Saras letzte Erinnerung an ihr Leben auf Erden ist die an einen riesigen Schatten über dem Central Park. Sie kommt erst wieder richtig zu Bewusstsein, als sie längst als Pflegerin in einer Art Rehabilitationsklinik tätig ist. Ihr persönlicher Patient ist völlig lethargisch, doch anhand eines belauschten Gesprächs zwischen den Ärzten erfährt Sara, dass er mit Drogen ruhig gestellt wurde. Aus einem Impuls heraus enthält sie ihm die drogenversetzte Nahrung vor und befreit ihn dadurch aus seiner persönlichen Hölle. Während ihrer gemeinsamen Flucht stellt sich heraus, dass ihr Patient Harlan ein einflussreicher Politik dieses fremden Planeten ist und von einem machthungrigen Opponenten ausgeschaltet wurde. Doch gemeinsam schlagen sich Sara und Harlan zu seinen Verbündeten durch, um mit deren Hilfe schließlich Harlans Comeback zu inszenieren und seinen Gegner bloßzustellen.

Dies alles erfährt man aus Sicht der Ich-Erzählerin Sara, der als Frau von unserer Erde dieser Planet, seine Bewohner und ihre Sitten und Gebräuche völlig fremd sind. Während ihrer langen Dämmerphase, als sie auf ihre zukünftige Arbeit als Pflegerin konditioniert wurde, hat sie sich bruchstückhaft die Sprache der Bewohner angeeignet und schafft es somit und vor allem dank ihrer unkonventionellen Einstellung zu einer großen Stütze Harlans zu werden.
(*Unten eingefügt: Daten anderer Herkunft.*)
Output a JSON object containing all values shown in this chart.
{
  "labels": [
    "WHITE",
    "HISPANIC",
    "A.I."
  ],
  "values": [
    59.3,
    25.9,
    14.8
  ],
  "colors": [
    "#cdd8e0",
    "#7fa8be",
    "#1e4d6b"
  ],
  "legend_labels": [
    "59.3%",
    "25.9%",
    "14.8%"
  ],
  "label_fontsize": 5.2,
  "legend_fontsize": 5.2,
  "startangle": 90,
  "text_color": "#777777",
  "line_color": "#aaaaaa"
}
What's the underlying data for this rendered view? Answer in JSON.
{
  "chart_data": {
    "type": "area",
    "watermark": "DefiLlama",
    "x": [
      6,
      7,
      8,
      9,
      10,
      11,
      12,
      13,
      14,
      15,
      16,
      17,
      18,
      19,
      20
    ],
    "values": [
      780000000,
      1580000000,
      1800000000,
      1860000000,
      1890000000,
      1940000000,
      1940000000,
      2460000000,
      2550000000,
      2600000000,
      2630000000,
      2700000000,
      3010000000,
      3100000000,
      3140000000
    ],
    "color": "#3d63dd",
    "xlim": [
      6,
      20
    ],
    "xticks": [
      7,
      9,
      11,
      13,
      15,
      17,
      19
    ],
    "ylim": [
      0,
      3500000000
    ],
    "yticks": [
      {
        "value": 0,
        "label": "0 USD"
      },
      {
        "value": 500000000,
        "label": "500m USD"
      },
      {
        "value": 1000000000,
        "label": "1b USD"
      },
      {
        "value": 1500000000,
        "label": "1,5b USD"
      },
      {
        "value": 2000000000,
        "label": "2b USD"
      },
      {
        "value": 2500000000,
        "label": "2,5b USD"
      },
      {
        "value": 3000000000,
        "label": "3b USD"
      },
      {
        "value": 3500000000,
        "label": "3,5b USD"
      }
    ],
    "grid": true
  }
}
Gemeinsam mit ihr lernt der Leser in der Folgezeit viel – in erster Linie jedoch über die politischen Intrigen, die dort ebenso wie auch hier bei uns gesponnen werden. Dabei hat es mich sehr gut amüsiert, wie Sara das Weltbild aller Männer umgeworfen hat, denen sie begegnete. McCaffrey hat ihre Intention einer Satire auf die typische Frauenrolle in den Fantasy- und SciFi-Romane der 1960er Jahre hervorragend umgesetzt und es dabei geschafft, die dünne Trennlinie zur plumpen Parodie nicht zu überschreiten.

Eine ordentliche Portion Dramatik hat die Handlung zudem auch zu bieten, denn Saras neue, unfreiwillige Heimat wird von Außerirdischen bedroht, die – sagen wir, recht unappetitliche Essgewohnheiten haben. Nachdem sie sich lange Jahre zurückgehalten haben, wird ausgerechnet während eines kritischen Moments offenbart, dass sich die größte feindliche Flotte seit einer Generation nähert. Angesichts solcher Umstände muss auch die sich erstaunlich unspektakulär anbahnende Beziehung zwischen dem Helden Harlan und seiner Retterin Sara zurückstecken. Das hat bei mir nochmals für Pluspunkte gesorgt.

Angesichts dessen, dass mich das Buch wunderbar unterhalten hat und mir bewiesen hat, dass gute Phantastik nicht immer grim & gritty sein muss, vergebe ich stolze 4 von 5 Wachstafeln.